Faire un diagnostic, c’est identifier une maladie à partir de l’observation complète de ses symptômes. Un diagnostic se fait en recueillant l’ensemble des symptômes que présente le malade. Tel ensemble de symptômes va caractériser telle maladie, un autre ensemble une autre maladie. Il ne suffit pas de constater une éruption cutanée (symptômes) chez une femme enceinte, il faut absolument savoir s’il s’agit d’une rougeole, d’une rubéole ou d’une roséole (diagnostic), les risques et les traitements de chacune étant totalement différents. Pour éviter les erreurs de diagnostic, il faut donc veiller à ce que les observations soient complètes, ne pas se contenter d’observer des boutons rouges, des symptômes, mais prendre en compte toutes les autres manifestations de la maladie.

 

Pour être plus complet sur ce thème technique, il faut préciser que les médecins entendent par syndrome un ensemble de symptômes. On parle de syndrome inflammatoire, de syndrome de destruction cellulaire (par exemple dans les hépatites virales, mais aussi dans d’autres pathologies). Ce n’est pas parce que les symptômes sont associés qu’ils deviennent un diagnostic : ils restent des symptômes ou des syndromes.

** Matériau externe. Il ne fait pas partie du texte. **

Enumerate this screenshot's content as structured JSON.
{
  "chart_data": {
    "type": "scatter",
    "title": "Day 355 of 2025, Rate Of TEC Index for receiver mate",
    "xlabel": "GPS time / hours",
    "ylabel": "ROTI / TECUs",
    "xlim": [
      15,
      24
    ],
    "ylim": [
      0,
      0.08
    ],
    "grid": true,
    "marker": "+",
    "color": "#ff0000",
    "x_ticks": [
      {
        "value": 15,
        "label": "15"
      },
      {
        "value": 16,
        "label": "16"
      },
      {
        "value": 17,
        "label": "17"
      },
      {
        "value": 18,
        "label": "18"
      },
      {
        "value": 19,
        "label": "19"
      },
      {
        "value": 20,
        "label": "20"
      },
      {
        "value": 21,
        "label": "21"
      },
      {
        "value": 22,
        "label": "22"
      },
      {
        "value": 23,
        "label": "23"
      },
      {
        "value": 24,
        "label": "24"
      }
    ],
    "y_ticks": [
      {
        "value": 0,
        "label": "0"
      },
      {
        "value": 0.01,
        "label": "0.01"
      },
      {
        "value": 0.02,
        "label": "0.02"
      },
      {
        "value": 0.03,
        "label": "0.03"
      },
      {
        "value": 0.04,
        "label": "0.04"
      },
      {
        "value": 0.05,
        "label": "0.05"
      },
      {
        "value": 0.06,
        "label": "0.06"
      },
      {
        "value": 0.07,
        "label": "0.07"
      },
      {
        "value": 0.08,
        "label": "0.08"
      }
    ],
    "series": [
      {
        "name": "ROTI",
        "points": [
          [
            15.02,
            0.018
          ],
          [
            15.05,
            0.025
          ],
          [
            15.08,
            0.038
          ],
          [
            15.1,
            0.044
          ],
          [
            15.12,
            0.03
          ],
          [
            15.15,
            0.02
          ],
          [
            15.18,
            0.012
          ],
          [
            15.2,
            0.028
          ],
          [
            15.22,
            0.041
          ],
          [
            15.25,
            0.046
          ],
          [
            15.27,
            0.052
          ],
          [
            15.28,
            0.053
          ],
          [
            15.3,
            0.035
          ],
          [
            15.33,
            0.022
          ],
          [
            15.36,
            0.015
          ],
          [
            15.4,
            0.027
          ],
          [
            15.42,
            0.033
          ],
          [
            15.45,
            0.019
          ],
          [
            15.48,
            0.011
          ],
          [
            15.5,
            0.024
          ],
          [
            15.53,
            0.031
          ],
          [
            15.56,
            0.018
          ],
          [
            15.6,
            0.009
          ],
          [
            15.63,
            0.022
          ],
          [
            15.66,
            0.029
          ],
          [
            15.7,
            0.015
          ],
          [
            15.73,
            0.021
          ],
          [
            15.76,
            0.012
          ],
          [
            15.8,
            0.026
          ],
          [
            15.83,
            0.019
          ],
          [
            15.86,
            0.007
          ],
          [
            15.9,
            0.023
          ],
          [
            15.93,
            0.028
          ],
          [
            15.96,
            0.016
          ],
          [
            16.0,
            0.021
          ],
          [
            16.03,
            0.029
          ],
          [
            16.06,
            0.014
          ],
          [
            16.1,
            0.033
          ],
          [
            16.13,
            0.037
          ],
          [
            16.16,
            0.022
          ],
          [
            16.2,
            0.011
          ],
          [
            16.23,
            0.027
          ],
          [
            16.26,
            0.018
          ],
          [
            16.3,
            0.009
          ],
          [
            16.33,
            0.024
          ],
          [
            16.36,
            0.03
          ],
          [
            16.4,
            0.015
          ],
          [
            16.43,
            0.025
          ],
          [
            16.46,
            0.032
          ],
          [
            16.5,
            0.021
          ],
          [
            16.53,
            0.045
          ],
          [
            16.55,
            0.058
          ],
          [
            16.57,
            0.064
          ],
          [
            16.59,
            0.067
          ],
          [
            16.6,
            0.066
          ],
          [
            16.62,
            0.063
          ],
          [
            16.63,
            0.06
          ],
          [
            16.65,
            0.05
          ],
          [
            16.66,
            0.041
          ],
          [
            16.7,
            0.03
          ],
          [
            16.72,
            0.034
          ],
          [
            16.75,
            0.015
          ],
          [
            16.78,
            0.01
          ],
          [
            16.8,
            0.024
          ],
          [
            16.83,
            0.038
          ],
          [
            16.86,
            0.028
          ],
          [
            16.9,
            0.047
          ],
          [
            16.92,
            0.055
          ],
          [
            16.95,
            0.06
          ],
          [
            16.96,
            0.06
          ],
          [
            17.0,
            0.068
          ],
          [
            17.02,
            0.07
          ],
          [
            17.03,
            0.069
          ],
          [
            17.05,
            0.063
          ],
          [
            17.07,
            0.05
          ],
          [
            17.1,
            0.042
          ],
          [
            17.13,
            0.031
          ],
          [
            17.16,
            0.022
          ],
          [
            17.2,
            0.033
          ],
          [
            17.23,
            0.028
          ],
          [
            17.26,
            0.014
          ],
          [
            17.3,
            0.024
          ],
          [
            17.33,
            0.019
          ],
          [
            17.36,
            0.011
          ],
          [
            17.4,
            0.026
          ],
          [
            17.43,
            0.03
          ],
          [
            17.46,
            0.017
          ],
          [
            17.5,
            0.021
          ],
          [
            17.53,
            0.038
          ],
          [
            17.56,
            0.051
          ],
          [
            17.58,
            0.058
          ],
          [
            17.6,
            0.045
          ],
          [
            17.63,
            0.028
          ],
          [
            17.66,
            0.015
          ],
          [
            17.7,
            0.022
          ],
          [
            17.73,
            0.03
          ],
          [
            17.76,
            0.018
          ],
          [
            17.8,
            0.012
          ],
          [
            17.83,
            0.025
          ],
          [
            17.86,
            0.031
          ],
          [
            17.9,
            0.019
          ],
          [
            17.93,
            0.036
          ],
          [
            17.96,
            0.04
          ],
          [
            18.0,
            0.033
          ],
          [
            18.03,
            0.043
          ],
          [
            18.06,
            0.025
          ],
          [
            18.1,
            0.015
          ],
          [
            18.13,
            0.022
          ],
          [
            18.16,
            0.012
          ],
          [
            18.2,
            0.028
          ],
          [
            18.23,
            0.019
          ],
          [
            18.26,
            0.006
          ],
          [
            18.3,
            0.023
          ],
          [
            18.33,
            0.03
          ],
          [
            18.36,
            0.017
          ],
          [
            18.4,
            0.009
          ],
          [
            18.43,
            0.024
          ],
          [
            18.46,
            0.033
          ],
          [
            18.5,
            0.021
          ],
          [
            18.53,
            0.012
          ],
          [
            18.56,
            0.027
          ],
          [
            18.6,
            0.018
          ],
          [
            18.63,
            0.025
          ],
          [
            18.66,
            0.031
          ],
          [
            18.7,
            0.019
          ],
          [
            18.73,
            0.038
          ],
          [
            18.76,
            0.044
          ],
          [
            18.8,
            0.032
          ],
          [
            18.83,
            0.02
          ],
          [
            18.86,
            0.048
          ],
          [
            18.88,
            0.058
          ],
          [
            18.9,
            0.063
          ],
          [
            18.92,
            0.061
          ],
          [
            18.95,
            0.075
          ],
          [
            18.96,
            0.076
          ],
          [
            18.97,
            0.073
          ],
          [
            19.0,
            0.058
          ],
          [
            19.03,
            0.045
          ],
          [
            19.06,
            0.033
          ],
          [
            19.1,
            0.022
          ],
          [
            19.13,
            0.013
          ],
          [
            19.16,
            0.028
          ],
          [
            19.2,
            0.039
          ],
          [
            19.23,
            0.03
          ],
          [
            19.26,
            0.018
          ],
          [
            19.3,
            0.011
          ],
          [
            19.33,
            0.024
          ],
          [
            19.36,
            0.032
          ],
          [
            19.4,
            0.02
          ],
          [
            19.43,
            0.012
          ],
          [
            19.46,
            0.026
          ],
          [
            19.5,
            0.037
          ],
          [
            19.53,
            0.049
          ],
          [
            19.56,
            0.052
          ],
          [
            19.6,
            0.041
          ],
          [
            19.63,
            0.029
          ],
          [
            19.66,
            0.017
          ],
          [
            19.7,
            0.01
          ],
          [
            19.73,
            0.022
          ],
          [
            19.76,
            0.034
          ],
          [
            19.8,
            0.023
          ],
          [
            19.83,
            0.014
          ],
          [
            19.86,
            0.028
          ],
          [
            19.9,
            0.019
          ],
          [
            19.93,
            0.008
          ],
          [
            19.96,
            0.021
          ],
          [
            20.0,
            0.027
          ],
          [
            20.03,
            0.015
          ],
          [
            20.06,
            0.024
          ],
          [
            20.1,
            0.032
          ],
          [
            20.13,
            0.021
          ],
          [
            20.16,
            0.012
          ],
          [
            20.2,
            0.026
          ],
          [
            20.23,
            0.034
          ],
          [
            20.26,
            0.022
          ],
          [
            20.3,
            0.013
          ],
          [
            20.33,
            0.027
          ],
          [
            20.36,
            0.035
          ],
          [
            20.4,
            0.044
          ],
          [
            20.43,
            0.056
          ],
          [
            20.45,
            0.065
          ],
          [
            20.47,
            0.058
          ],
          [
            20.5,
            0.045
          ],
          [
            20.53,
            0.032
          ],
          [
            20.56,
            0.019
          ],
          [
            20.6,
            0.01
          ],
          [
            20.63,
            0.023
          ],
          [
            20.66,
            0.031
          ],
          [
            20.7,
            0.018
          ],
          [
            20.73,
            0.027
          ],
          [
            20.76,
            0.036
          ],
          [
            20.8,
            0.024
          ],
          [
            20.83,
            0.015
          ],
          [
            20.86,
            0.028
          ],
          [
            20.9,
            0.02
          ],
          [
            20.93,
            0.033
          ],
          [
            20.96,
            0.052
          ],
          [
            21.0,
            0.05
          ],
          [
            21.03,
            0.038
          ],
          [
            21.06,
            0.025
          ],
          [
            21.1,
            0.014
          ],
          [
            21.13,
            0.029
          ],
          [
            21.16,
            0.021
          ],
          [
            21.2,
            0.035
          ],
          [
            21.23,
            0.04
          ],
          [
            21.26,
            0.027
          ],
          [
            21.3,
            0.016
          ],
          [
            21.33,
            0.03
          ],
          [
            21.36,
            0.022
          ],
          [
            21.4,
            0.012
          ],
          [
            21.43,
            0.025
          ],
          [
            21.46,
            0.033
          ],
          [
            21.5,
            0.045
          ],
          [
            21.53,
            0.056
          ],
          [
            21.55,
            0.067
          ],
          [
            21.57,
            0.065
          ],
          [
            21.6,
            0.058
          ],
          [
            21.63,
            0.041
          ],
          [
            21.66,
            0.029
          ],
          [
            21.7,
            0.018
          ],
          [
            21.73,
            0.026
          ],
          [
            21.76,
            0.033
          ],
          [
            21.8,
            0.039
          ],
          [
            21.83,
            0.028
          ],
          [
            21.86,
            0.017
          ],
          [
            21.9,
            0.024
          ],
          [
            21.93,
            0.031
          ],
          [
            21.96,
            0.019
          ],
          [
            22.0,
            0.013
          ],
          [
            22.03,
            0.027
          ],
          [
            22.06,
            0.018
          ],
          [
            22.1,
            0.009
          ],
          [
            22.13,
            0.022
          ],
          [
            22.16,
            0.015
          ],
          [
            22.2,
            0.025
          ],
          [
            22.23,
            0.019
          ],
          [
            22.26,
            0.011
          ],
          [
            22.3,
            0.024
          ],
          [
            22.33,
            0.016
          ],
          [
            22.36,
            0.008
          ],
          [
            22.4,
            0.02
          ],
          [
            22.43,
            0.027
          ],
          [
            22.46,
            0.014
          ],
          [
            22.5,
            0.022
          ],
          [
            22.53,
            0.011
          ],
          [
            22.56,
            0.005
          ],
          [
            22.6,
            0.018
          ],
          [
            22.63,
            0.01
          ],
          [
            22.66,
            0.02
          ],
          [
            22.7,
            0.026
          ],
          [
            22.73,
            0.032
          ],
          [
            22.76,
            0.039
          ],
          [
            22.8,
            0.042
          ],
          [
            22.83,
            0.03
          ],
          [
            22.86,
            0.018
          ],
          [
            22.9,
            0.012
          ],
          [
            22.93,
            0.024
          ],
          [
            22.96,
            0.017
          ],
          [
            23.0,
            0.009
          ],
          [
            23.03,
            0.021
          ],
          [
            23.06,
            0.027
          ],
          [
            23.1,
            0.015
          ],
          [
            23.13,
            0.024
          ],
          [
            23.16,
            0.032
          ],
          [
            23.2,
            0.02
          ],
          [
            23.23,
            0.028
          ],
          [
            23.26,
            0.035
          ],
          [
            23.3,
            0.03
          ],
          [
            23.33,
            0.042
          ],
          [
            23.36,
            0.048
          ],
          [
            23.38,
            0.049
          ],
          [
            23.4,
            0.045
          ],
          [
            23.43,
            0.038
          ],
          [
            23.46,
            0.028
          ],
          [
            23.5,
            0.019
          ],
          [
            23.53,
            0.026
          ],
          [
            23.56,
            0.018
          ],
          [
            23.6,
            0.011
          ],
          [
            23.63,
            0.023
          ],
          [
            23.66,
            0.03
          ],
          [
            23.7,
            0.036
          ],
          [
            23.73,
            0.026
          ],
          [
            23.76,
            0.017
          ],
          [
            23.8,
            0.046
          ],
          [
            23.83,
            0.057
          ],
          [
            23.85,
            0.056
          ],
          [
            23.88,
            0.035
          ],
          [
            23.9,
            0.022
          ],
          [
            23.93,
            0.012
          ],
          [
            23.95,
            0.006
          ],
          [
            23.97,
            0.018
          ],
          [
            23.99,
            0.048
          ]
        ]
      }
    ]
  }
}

Dans une hépatite virale, on retrouve un syndrome inflammatoire (avec tous ses symptômes), un syndrome de rétention biliaire (avec tous ses symptômes, physiques et biologiques), un syndrome de lyse cellulaire (avec tous ses symptômes) etc. Par exemple, on pourrait dire que la violence en Colombie est un syndrome. Les nombreux symptômes qu’il comporte sont les nombreuses exactions de la guérilla, les tout aussi cruelles et fréquentes des paramilitaires, celles de la délinquance commune, etc. L’injustice est un autre syndrome, qui englobe la concentration de la richesse, la diffusion de la pauvreté, la corruption et ses nombreuses manifestations etc. Mais observer des symptômes ou des syndromes, en faire des listes, ou des associations n’a toujours rien à voir avec l’énoncé d’un diagnostic.

[1] Luis Carlos Restrepo, est un médecin psychiatre qui a assumé en l’année 2002 la charge de Haut Commissionné pour la Paix en Colombie.